Felaket için de aynı şeyler söylenebilir.
Zamanlama hatası olarak ortaya çıkan en muteber armağan tesadüftür. Rastlantılar sonucu bir hayatın belli evrelerinden geçen herkes için güzellikler tarifidir tesadüf. Tesir ve telkinlerden öte bir güzelliğin öncüsü olduğu gibi ıslanmak adına şemsiyeni evde bırakacak bir cesaret ister.
Başta yapmış bulunduğum kötürüm tarifi içerisinde kendisini görmeyen herkes tesadüfün umut yönüyle karşılaşmıştır ya da umudu karşılamak üzeredir.
Yaşamın zamana dair yansıması ve bu yansımanın deneyimleri aynı zamanda bir ölçü birimi olarak nitelendirilebilir. Ölçüsüz ve orantısızca tüketmekten vazgeçemediğimiz zamanın hali hazırda bir kazanımı da mevcuttur. Tüketerek harcadığımız zamanın biriktirdiği her şey ile hayata devam etmek zorundayız. İlkelliğin ya da bir başka deyişle eksilmenin doğal sonucu olarak hayat feda ettiklerin sonucunda elde kalanlardır. Zaman, bir fedakarlığın gözle görülen ama hissedilmeyen ölçü birimidir. Bir saatin kadranındaki üçlünün ahenkli ve bazen ürkütücü hareketi kalp atışlarıyla hoş bir ezgi haline dönüşür. Zaman ve kalp atışı unutulmaya mahkum bir anın zevale mecbur elçisidir.
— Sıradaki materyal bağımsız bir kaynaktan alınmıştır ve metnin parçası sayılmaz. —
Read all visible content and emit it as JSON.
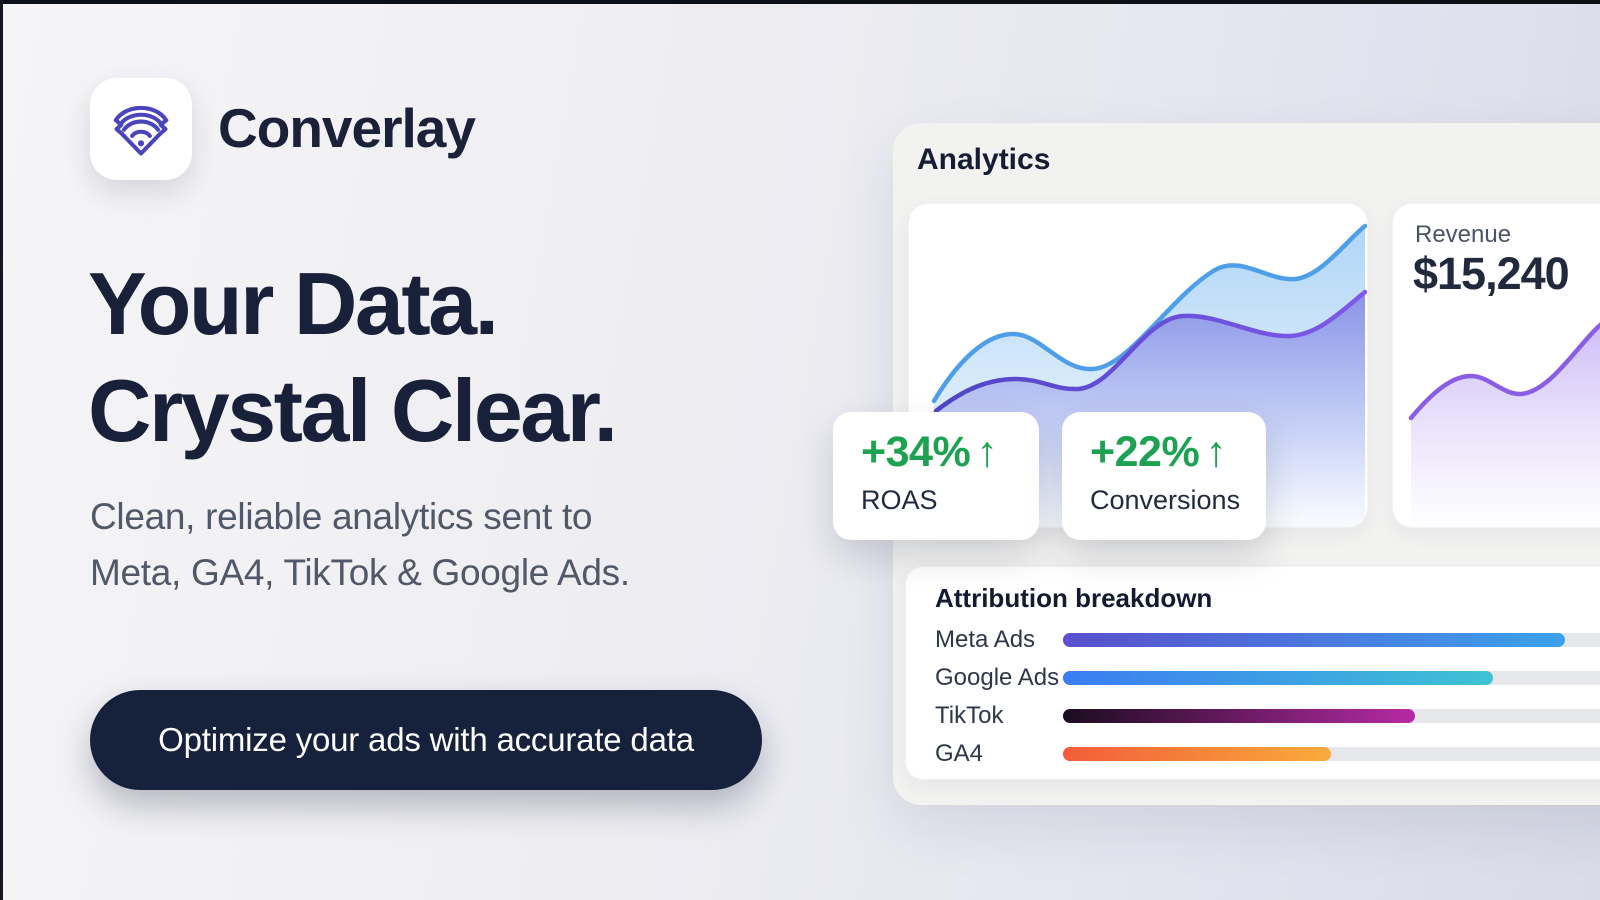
{
  "brand": {
    "name": "Converlay"
  },
  "hero": {
    "headline_line1": "Your Data.",
    "headline_line2": "Crystal Clear.",
    "subtitle_line1": "Clean, reliable analytics sent to",
    "subtitle_line2": "Meta, GA4, TikTok & Google Ads.",
    "cta_label": "Optimize your ads with accurate data"
  },
  "analytics_panel": {
    "title": "Analytics",
    "revenue_card": {
      "label": "Revenue",
      "value": "$15,240"
    },
    "stat_badges": [
      {
        "value": "+34%",
        "arrow": "↑",
        "label": "ROAS"
      },
      {
        "value": "+22%",
        "arrow": "↑",
        "label": "Conversions"
      }
    ],
    "attribution": {
      "title": "Attribution breakdown",
      "rows": [
        {
          "label": "Meta Ads",
          "percent": 90,
          "color_start": "#5a4fd0",
          "color_end": "#3ba2ea"
        },
        {
          "label": "Google Ads",
          "percent": 77,
          "color_start": "#3b7cf2",
          "color_end": "#3ec2d4"
        },
        {
          "label": "TikTok",
          "percent": 63,
          "color_start": "#1c0c20",
          "color_end": "#b62aa4"
        },
        {
          "label": "GA4",
          "percent": 48,
          "color_start": "#f25c38",
          "color_end": "#f9ab3c"
        }
      ]
    }
  },
  "colors": {
    "headline_navy": "#19203a",
    "cta_navy": "#16213c",
    "stat_green": "#1ca251",
    "logo_indigo": "#4b45bd",
    "chart_blue": "#4f9fe8",
    "chart_purple_start": "#4f46c6",
    "chart_purple_end": "#8059ea",
    "revenue_violet": "#8a5ee4",
    "bar_track": "#e5e7eb"
  },
  "chart_data": [
    {
      "type": "area",
      "title": "Analytics overview (decorative dual wave, no axes)",
      "series": [
        {
          "name": "blue-wave",
          "approx_trend_0to1": [
            0.39,
            0.6,
            0.49,
            0.8,
            0.77,
            0.93
          ]
        },
        {
          "name": "purple-wave",
          "approx_trend_0to1": [
            0.36,
            0.45,
            0.42,
            0.66,
            0.59,
            0.73
          ]
        }
      ],
      "legend_position": "none",
      "grid": false
    },
    {
      "type": "area",
      "title": "Revenue sparkline",
      "value_label": "$15,240",
      "approx_trend_0to1": [
        0.34,
        0.47,
        0.41,
        0.62,
        0.67
      ],
      "legend_position": "none",
      "grid": false
    },
    {
      "type": "bar",
      "title": "Attribution breakdown",
      "categories": [
        "Meta Ads",
        "Google Ads",
        "TikTok",
        "GA4"
      ],
      "values": [
        90,
        77,
        63,
        48
      ],
      "xlabel": "",
      "ylabel": "",
      "xlim_percent": [
        0,
        100
      ],
      "grid": false
    }
  ]
}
Zamana karşı başlatılan her mücadele hezimetle sonuçlanır. Herkese acımasız davranan bu mefhum unutulmaz sanılanı veya unutulur zannedileni aynı ölçüde yanıltmayı başarır. Bu başarının sırrı vazifesini «fark ettirmeden» ifa etmesinden ileri gelir. Söz gelimi saatin akışını uzun süre takip edemezsiniz. Anlık bir ihtiyaç sonrasında ise aklınızın ucundan geçmez duvarda asılı olan tükeniş. Unutturmaya kendisinden başlayan bir gizemin hikmetinden sual olunur lakin yanıtların zamanlaması ziyadesiyle ehemmiyet arz eder. «Zamana bırakılarak» çözüme kavuşturulacağına inandığımız ya da unutacağımızı düşündüğümüz sorunlarımız illa ki bir köşe başında kendisini hatırlatır. Zaman ayırmak ve zamana bırakmak bu yüzdendir ki tersi yüzü çelişkili olan bir beceridir.